Though he was betrayed in the garden on the evening of Maundy Thursday, Jesus didn’t betray us in the garden, did he?  He certainly could have.  His struggle that night was enormous.  His struggle was intense, so much so that his sweat became like drops of blood.  He could have said forget it.  He could have caved to the fear and the pressure and the shear horror of the suffering he was facing, but he didn’t.  He remained faithful to his Father and faithful to his mission and faithful to us.  He went out to meet Judas and the soldiers as they entered the garden even though he knew why they had come and where they were going to take him—to the Sanhedrin and to Pilate and ultimately to Calvary.  He knew about the beatings too and the whipping and the mocking he would endure along the way and the horrible death he would die on the cross.  And yet he still was willing to go through it, still willing to suffer, still willing to die because of his great love for you and me.  And by his death and resurrection he did what you and I could never do: He defeated our enemy, the devil, and set us free from his power and control.  As Paul said, “Thanks be to God!  He gives us the victory through our Lord Jesus Christ.”

But it doesn’t stop there.  Jesus knows about the battle we face with the devil in our daily lives as well.  And he supplies us with the weapons we need to fight against him and his evil Trojan horses.

The first is his powerful Word, a double-edged sword that on the one hand cuts through the lies and the self-deception and all the stuff we try to keep hidden and on the other hand cuts away the guilt and assures us of our forgiveness.  Use it, friends.  Use it every day to drive Satan back and strengthen your trust in Jesus.

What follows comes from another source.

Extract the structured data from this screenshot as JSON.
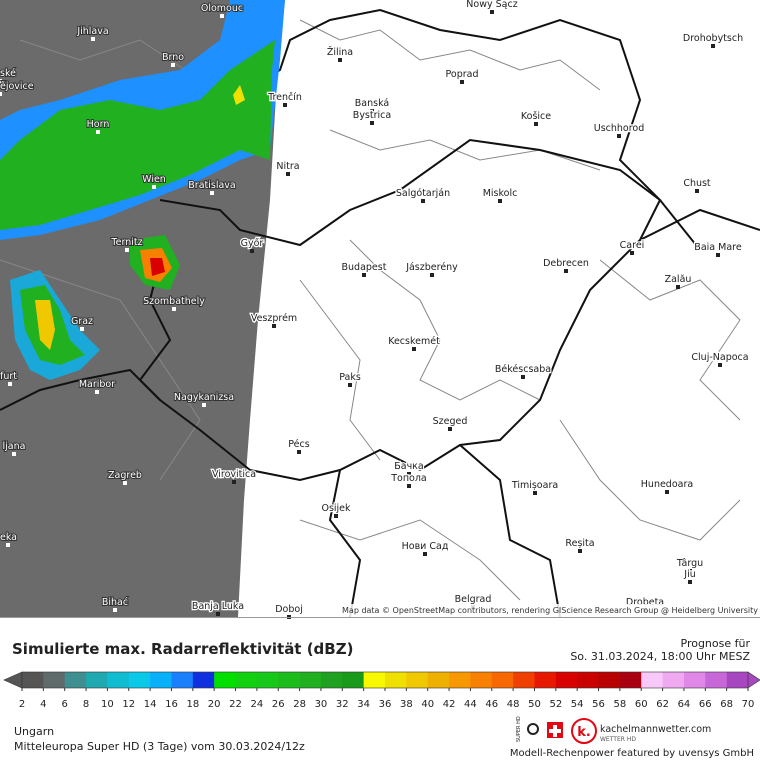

A second is the special meal we call the Lord’s Supper, a meal in which our Savior gives us personal assurance of forgiveness and personal strength for our faith.  Whenever I feel like I’m slipping in my struggle with the devil, this meal points me back to Jesus.  In it he gives me in a personal way the forgiveness and salvation he won for me on Calvary’s cross.  Yes, my battle against Satan is personal, but so is this Supper: It was given and shed for me, for the forgiveness of my sins.  And I don’t know about you, but I’m sure looking forward to the day when we can celebrate this special meal again, together.

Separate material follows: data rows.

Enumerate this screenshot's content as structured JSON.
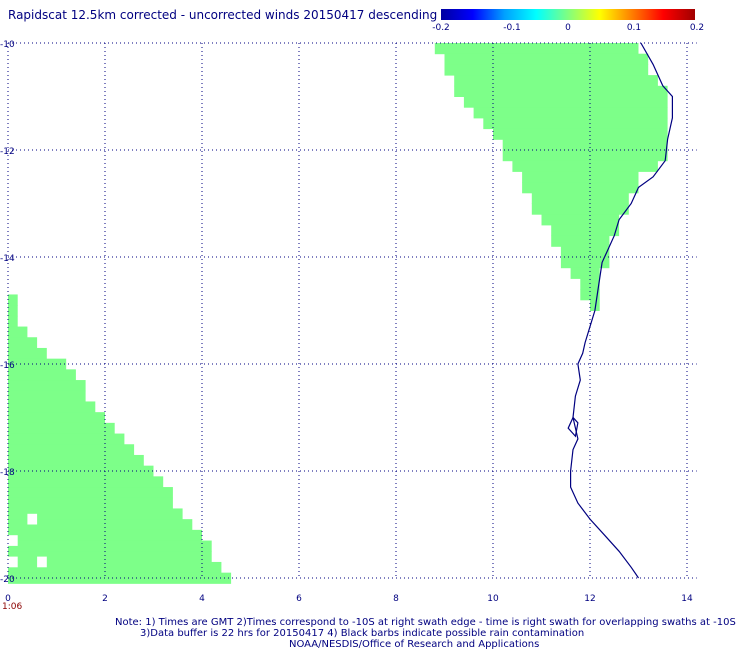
{
  "chart_data": {
    "type": "heatmap",
    "title": "Rapidscat 12.5km corrected - uncorrected winds 20150417 descending",
    "xlabel": "",
    "ylabel": "",
    "xlim": [
      0,
      14.2
    ],
    "ylim": [
      -20,
      -10
    ],
    "x_ticks": [
      "0",
      "2",
      "4",
      "6",
      "8",
      "10",
      "12",
      "14"
    ],
    "y_ticks": [
      "-10",
      "-12",
      "-14",
      "-16",
      "-18",
      "-20"
    ],
    "grid": true,
    "grid_style": "dotted",
    "colorbar": {
      "range": [
        -0.2,
        0.2
      ],
      "ticks": [
        "-0.2",
        "-0.1",
        "0",
        "0.1",
        "0.2"
      ],
      "colors": [
        "#0000a0",
        "#0000ff",
        "#00a0ff",
        "#00ffff",
        "#80ff80",
        "#ffff00",
        "#ff8000",
        "#ff0000",
        "#a00000"
      ]
    },
    "fill_color": "#7dff89",
    "fill_value": 0,
    "swath_east_edges": [
      {
        "lat": -10.0,
        "lon_max": 13.0
      },
      {
        "lat": -11.0,
        "lon_max": 13.7
      },
      {
        "lat": -12.0,
        "lon_max": 13.7
      },
      {
        "lat": -12.4,
        "lon_max": 13.0
      },
      {
        "lat": -13.0,
        "lon_max": 12.7
      },
      {
        "lat": -13.6,
        "lon_max": 12.4
      },
      {
        "lat": -14.4,
        "lon_max": 12.2
      },
      {
        "lat": -14.8,
        "lon_max": 12.15
      }
    ],
    "swath_west_edges": [
      {
        "lat": -10.0,
        "lon_min": 8.8
      },
      {
        "lat": -11.0,
        "lon_min": 9.4
      },
      {
        "lat": -12.0,
        "lon_min": 10.3
      },
      {
        "lat": -13.0,
        "lon_min": 10.9
      },
      {
        "lat": -14.0,
        "lon_min": 11.5
      },
      {
        "lat": -14.8,
        "lon_min": 12.0
      }
    ],
    "swath2_edges": [
      {
        "lat": -14.7,
        "lon_max": 0.0
      },
      {
        "lat": -15.5,
        "lon_max": 0.6
      },
      {
        "lat": -16.0,
        "lon_max": 1.3
      },
      {
        "lat": -17.0,
        "lon_max": 2.1
      },
      {
        "lat": -18.0,
        "lon_max": 3.1
      },
      {
        "lat": -19.0,
        "lon_max": 3.9
      },
      {
        "lat": -20.0,
        "lon_max": 4.7
      }
    ],
    "coastline": [
      [
        13.05,
        -10.0
      ],
      [
        13.3,
        -10.4
      ],
      [
        13.5,
        -10.8
      ],
      [
        13.7,
        -11.0
      ],
      [
        13.7,
        -11.4
      ],
      [
        13.6,
        -11.8
      ],
      [
        13.55,
        -12.2
      ],
      [
        13.3,
        -12.5
      ],
      [
        13.0,
        -12.7
      ],
      [
        12.85,
        -13.0
      ],
      [
        12.6,
        -13.3
      ],
      [
        12.5,
        -13.6
      ],
      [
        12.35,
        -13.9
      ],
      [
        12.25,
        -14.1
      ],
      [
        12.2,
        -14.4
      ],
      [
        12.15,
        -14.7
      ],
      [
        12.1,
        -15.0
      ],
      [
        12.0,
        -15.3
      ],
      [
        11.9,
        -15.6
      ],
      [
        11.85,
        -15.8
      ],
      [
        11.75,
        -16.0
      ],
      [
        11.8,
        -16.3
      ],
      [
        11.7,
        -16.6
      ],
      [
        11.65,
        -17.0
      ],
      [
        11.75,
        -17.4
      ],
      [
        11.65,
        -17.6
      ],
      [
        11.6,
        -18.0
      ],
      [
        11.6,
        -18.3
      ],
      [
        11.75,
        -18.6
      ],
      [
        12.0,
        -18.9
      ],
      [
        12.3,
        -19.2
      ],
      [
        12.6,
        -19.5
      ],
      [
        12.85,
        -19.8
      ],
      [
        13.0,
        -20.0
      ]
    ],
    "time_label": "1:06",
    "notes": [
      "Note: 1) Times are GMT 2)Times correspond to -10S at right swath edge - time is right swath for overlapping swaths at -10S",
      "3)Data buffer is 22 hrs for 20150417 4) Black barbs indicate possible rain contamination",
      "NOAA/NESDIS/Office of Research and Applications"
    ]
  }
}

And thirdly, he has given us one another, fellow Christians, fellow soldiers of the cross, people who are in this battle with the devil each and every day just like I am, people who can empathize with me and pray for me and encourage me and remind me of my Savior and his great and faithful love.

 

So don’t be discouraged, friends.  You have nothing to fear from the devil and his Trojan horses.  You have a victorious Savior and all the weaponry you need to send him packing.  Take Paul’s words to the Christians in Ephesus to heart: “Put on the full armor of God, so that when the day of evil comes, you may be able to stand your ground, and after you have done everything, to stand”(Ephesians 6:13).  Amen.